Green Day’s Dookie was the first album I ever bought. Even 18 years later, I still remember walking out of Blockbuster Music in Atlanta with the CD in hand and immediately turning over the booklet to my Dad so he could read the lyrics and highlight the songs I couldn’t listen to (which was the majority of the record – I listened anyway.) Dad would’ve needed to break out the highlighter this weekend for vocalist Billie Joe Armstrong’s profanity-laden tirade at the iHeartRadio Music Festival (NSFW.) While the band had a valid gripe (their set was cut short by 20 minutes), Armstrong’s drunken outburst smacks of an orchestrated PR stunt – and considering it’s dominated the news cycle since, it appears to have worked.
The key with picking out publicity stunts is timing.
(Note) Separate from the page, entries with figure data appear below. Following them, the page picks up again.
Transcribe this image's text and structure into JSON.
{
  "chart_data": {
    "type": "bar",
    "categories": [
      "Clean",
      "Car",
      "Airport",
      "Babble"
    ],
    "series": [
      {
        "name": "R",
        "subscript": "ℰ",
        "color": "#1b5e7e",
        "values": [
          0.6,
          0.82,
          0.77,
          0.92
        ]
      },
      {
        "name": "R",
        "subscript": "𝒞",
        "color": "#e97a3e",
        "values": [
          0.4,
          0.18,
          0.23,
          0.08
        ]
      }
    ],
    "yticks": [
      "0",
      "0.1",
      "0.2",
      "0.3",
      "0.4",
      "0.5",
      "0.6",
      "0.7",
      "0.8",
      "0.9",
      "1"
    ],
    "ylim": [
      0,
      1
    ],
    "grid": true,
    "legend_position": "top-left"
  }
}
On the surface, Billie Joe’s meltdown appeared sincere and borne of frustration with Clear Channel Communications’ mismanagement of the music festival. Add in free PBR and a microphone and you’ve got yourself a punk rock powder keg and front-page news. The undercurrent in this scenario is that Green Day released their new album ¡Uno! today, a mere 72 hours after they stormed offstage in Las Vegas. See the correlation here?
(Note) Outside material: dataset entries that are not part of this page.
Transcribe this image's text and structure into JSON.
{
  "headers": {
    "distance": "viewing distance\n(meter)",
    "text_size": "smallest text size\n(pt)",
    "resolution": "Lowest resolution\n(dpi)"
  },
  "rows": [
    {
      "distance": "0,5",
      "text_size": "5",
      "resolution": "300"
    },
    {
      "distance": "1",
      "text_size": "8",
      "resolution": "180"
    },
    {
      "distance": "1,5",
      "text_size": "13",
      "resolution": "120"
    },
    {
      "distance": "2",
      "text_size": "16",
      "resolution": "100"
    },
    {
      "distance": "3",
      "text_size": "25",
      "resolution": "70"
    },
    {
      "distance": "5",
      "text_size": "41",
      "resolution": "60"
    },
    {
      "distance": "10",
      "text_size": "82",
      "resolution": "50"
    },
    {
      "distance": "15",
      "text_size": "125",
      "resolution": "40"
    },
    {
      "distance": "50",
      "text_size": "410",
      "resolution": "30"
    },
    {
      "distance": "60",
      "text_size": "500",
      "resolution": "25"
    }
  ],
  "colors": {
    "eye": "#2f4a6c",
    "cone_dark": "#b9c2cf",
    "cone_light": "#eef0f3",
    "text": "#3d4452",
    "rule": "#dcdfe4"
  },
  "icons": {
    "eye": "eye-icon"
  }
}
Unless someone spills the beans on whether or not the ordeal was legitimate, we are left only to speculate; but stunt or not, Billie Joe’s behavior is reverberating throughout the pop-culture arena, and I’m willing to bet they’ll see a bit of a spike in initial album sales as an outcome.
Coordinated publicity moves are viewed by many as tacky and a direct insult on intelligence, but it does not mean that they don’t yield results. Effective PR involves having your name on the tops of peoples’ minds; becoming a topic of conversation. While all publicity stunts don’t necessarily need to be as messy and profane, Green Day is Monday water cooler fodder because of the events at the iHeartRadio Music Festival. It always boils down to frequency and repetition: as your name circulates, the more your odds for success increase.
So, a smashed singer and a smashed Gibson guitar later, and the happenings over the weekend are now woven into the pop-culture tapestry forever. Whether an inebriated tantrum or stroke of genius, pundits, bloggers and radio hosts will continue to discuss Billie Joe’s actions, and when the numbers come back on album sales, he just may be whistling Basket Case all the way to the bank.